こんな人におすすめ・こんな人にはやや物足りないかも

  • おすすめな人:日本国内での就職・転職・昇進に英語力を活かしたい人/スコアという形で英語力を段階的に証明していきたい人/リスニング・リーディングを集中的に鍛えたい人
  • やや物足りないかもしれない人:海外留学・移住のための英語力証明が必要な人(その場合はTOEFL・IELTSが有利な場面があります)/スピーキング・ライティングも同時に評価されたい人

豆知識:日本のTOEIC受験者数は世界トップクラス

世界180カ国以上で実施されている試験

TOEICは世界180カ国以上で実施されているグローバルな試験ですが、日本での受験者数は世界最大規模といわれています。「英語力の証明手段としてTOEICを選ぶ日本人の多さ」は、それだけこの試験が日本社会に深く根付いていることの証といえるでしょう。

スコアには有効期限がある

TOEIC® L&Rのスコアには公式に定められた有効期限はありませんが、多くの企業・大学では「2年以内のスコア」を有効とする場合があります。定期的に受験し、最新のスコアを持っておくことが実用的な活用につながります。

まとめ ― 日本で最も「使える」英語力の証明

TOEIC® L&Rテストは、「日本社会で英語力を証明したい」すべての方にとって、最初に検討すべき試験のひとつです。

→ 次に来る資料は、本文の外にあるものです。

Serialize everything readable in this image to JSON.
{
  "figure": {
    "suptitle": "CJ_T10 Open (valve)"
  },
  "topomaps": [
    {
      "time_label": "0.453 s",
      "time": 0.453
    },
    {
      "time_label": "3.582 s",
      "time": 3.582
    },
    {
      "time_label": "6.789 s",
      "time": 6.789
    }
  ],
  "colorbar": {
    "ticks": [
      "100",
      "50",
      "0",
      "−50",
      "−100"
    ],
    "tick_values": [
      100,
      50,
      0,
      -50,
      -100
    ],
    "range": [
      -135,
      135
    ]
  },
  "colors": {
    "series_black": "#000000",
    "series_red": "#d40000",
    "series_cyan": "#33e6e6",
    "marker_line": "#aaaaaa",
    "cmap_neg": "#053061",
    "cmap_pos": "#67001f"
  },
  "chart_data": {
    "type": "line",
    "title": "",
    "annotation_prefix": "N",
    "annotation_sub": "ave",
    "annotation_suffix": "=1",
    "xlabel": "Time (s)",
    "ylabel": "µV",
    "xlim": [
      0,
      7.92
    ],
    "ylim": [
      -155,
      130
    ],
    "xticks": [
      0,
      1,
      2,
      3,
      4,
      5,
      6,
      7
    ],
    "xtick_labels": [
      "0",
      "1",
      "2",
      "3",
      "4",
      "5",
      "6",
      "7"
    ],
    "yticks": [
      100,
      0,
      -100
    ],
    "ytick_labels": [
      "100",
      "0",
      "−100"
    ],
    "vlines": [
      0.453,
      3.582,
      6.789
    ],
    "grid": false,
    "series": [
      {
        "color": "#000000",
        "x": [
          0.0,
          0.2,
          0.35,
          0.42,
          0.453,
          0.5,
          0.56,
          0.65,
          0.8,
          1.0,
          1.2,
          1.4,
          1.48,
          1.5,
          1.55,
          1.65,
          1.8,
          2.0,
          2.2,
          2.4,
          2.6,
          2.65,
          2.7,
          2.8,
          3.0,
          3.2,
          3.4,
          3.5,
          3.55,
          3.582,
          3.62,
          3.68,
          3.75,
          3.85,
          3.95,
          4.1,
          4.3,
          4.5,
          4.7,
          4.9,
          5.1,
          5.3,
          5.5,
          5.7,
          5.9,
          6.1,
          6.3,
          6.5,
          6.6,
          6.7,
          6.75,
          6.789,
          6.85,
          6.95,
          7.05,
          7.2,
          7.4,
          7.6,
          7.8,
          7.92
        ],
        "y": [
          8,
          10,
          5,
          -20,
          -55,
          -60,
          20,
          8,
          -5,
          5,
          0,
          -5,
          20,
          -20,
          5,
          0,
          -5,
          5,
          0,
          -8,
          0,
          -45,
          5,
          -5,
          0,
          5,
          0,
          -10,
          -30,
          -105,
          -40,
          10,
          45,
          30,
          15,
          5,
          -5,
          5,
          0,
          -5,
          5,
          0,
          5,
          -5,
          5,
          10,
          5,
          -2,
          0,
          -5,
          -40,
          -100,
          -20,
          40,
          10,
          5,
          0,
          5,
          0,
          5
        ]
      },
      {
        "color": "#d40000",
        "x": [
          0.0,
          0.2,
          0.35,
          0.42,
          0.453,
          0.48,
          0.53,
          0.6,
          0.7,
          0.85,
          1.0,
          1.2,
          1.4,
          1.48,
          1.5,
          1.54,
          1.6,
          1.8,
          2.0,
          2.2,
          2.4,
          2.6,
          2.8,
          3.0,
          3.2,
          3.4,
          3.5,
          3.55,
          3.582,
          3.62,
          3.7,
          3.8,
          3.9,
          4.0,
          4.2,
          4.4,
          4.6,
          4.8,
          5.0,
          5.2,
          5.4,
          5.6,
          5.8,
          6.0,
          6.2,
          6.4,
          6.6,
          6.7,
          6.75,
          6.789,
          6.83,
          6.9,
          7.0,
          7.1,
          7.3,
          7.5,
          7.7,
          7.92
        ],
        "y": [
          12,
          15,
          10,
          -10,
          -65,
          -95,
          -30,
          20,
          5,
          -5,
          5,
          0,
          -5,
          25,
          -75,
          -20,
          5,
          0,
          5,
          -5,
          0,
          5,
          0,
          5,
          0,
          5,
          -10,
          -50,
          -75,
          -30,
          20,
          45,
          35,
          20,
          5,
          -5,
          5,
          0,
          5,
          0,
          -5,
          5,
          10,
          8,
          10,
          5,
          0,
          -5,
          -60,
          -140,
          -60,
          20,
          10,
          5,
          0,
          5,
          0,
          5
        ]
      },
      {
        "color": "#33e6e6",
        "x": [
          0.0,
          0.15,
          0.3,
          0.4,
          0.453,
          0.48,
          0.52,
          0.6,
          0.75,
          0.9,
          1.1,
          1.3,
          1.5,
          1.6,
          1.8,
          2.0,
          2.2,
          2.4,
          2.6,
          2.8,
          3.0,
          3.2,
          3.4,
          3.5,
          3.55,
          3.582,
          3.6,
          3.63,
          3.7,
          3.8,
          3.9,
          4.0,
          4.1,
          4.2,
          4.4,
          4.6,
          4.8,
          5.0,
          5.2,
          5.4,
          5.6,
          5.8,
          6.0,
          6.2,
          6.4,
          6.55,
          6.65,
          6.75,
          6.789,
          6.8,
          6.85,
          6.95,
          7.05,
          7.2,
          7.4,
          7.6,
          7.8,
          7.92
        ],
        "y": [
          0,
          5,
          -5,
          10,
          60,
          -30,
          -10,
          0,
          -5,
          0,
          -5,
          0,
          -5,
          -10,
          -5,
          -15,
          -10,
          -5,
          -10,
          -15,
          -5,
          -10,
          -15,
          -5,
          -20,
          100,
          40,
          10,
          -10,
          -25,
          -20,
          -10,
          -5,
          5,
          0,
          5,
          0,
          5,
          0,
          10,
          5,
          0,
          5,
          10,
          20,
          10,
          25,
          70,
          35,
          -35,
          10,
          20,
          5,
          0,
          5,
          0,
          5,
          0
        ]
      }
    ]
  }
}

「スコアを伸ばす楽しさ」が、英語学習を続ける力になる

スコアという形で成長が見える化されるTOEIC® L&Rテストは、「英語学習を続けるモチベーション」を保ちやすい試験です。目標スコアを決めて、コツコツと積み重ねていく学習スタイルが得意な方にとって、特に力を発揮しやすい試験になるでしょう。

「英語力を、数字で証明して次のステージへ進みたい」――そう思ったときの目標として、TOEIC® L&Rテストはきっと頼れる存在になってくれるでしょう。